Opinion.

Prior to the night of July 20, 2009, Fátima Hernández was just a regular young Managua woman, busy with work and studies. She was not actively involved in the women’s rights movement or politics.

Yet, within a few months, she was unwillingly thrust to the forefront of the fight against what Amnesty International calls “endemic” sexual violence in Nicaragua.

That night in 2009, Hernández decided to go to a bar in Managua with four co-workers from the Ministry of Immigration. The group hung out, chatted, and drank some beer and soda.

Hernández believes her drink was drugged at some point in the evening. What happened next was confirmed by medical and court records: Hernández was raped and beaten by her co-worker, Farinton Reyes Larios, leaving her with injuries that required 43 days of hospitalization.

Yet it’s not what happened to Hernández that has made her a national symbol in the fight against sexual violence, rather what she did about it. After she recovered physically from the rape and assault, she embarked on a heroic struggle to achieve what she calls, “Just a little bit of justice.”

She went on hunger strikes outside courthouse and government offices, publicly denouncing her attacker and relentlessly demanding action from the reluctant police and torpid judicial system. She made so much noise that the authorities were finally forced to arrest Reyes, who was charged and convicted.

Reyes was sentenced to eight years in prison for aggravated rape in July 2010. Hernández’s struggle had been exhausting and dangerous, but it seemed that the court system, despite failing so many other victims of sex crimes, finally got it right, even if their lethargic administration of justice was motivated mostly by public pressure.

But the illusion of justice vanished quickly. In July 2011, the Sandinista-controlled Supreme Court reduced Reyes’ sentence by half, setting the stage for his sentence to later be suspended altogether. That decision from the nation’s highest court was doubly devastating to Hernández, rights activists and Nicaragua’s rule of law in general, because it came with a stinging statement that downgraded Reyes’ crime from rape to “an excess in the sexual act” and said that Hernández was “permissive” in the assault.

The court’s ruling was essentially judicial talk for “She asked for it,” with a winked dismissal of Reyes’ behavior as drunken horniness.

On Nov. 22, a couple of days before the International Day to end Violence Against Women, Reyes’ sentence was suspended completely and he was set free. After initially being sentenced to eight years, he served less than 18 months.

Bewildered, Hernández  could say only, “The judiciary made it clear that this is a biased government body that is more interested in protecting the rights of offenders and rapists than of those of the victims.”

Over the past two and a half years, Fátima Hernández has been called a liar and an attention-seeker. She has been accused of acting out of political motivation. She has been attacked in the street and received death threats over the phone. But she has also had support from her family, her community and members of the media. She has also had the strong support from many women’s and human-rights organizations.

And she has even found time to give back to the community. Hernández has set up her own organization to offer legal and psychological support to other abused women and girls. She remains determined that some good can still come of her ordeal.

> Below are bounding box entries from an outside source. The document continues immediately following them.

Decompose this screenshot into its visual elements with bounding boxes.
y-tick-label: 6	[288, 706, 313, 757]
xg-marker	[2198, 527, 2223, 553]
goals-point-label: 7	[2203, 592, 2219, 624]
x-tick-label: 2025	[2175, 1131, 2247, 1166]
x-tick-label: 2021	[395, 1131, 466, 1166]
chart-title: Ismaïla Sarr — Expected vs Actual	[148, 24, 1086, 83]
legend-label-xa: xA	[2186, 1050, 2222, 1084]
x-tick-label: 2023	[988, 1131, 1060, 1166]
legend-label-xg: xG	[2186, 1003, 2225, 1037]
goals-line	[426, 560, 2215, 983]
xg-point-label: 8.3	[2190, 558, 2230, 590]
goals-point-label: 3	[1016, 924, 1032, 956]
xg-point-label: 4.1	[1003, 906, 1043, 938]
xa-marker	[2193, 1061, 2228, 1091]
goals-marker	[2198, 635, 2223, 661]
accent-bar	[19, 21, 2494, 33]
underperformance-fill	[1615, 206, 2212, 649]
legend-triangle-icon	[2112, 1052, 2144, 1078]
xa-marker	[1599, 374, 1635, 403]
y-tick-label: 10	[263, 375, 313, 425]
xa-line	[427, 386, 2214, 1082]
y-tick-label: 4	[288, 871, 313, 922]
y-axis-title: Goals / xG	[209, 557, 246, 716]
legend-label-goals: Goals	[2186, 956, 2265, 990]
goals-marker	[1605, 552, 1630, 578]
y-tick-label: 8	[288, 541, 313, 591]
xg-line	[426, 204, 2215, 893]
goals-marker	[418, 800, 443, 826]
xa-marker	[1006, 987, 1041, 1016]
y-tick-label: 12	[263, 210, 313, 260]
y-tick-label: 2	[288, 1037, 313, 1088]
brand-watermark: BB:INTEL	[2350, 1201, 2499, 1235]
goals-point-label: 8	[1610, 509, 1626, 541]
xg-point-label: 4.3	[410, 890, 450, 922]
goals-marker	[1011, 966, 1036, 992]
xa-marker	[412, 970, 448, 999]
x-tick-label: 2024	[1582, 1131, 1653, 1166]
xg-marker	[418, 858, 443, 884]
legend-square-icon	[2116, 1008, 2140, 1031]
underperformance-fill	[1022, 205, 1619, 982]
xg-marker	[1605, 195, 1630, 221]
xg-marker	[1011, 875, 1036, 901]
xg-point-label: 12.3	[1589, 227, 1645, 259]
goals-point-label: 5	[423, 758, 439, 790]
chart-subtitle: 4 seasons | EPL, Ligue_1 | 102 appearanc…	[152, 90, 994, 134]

Having been failed by Nicaragua’s dopey judicial system, Hernández and her lawyers from the Permanent Human Rights Commission (CPDH) will file a petition before the Inter-American Court of Human Rights in Costa Rica before Jan. 21, 2012—just 11 days after President Ortega is scheduled to swear-in for this controversial third term as president.

Hernández’s defense lawyers will claim that the Nicaraguan State denied her justice. It may be one of the first battles the new government will face.

Hernández’s experience reaffirmed two disturbing truths about Nicaragua’s justice system: perpetrators of sexual violence often go unpunished, and victims of sex crimes are often judged more harshly than their attackers.

With no chance at fairness or justice in Nicaragua, Hernández will turn to the Inter-American Court in her continued search for “Just a little bit of justice.”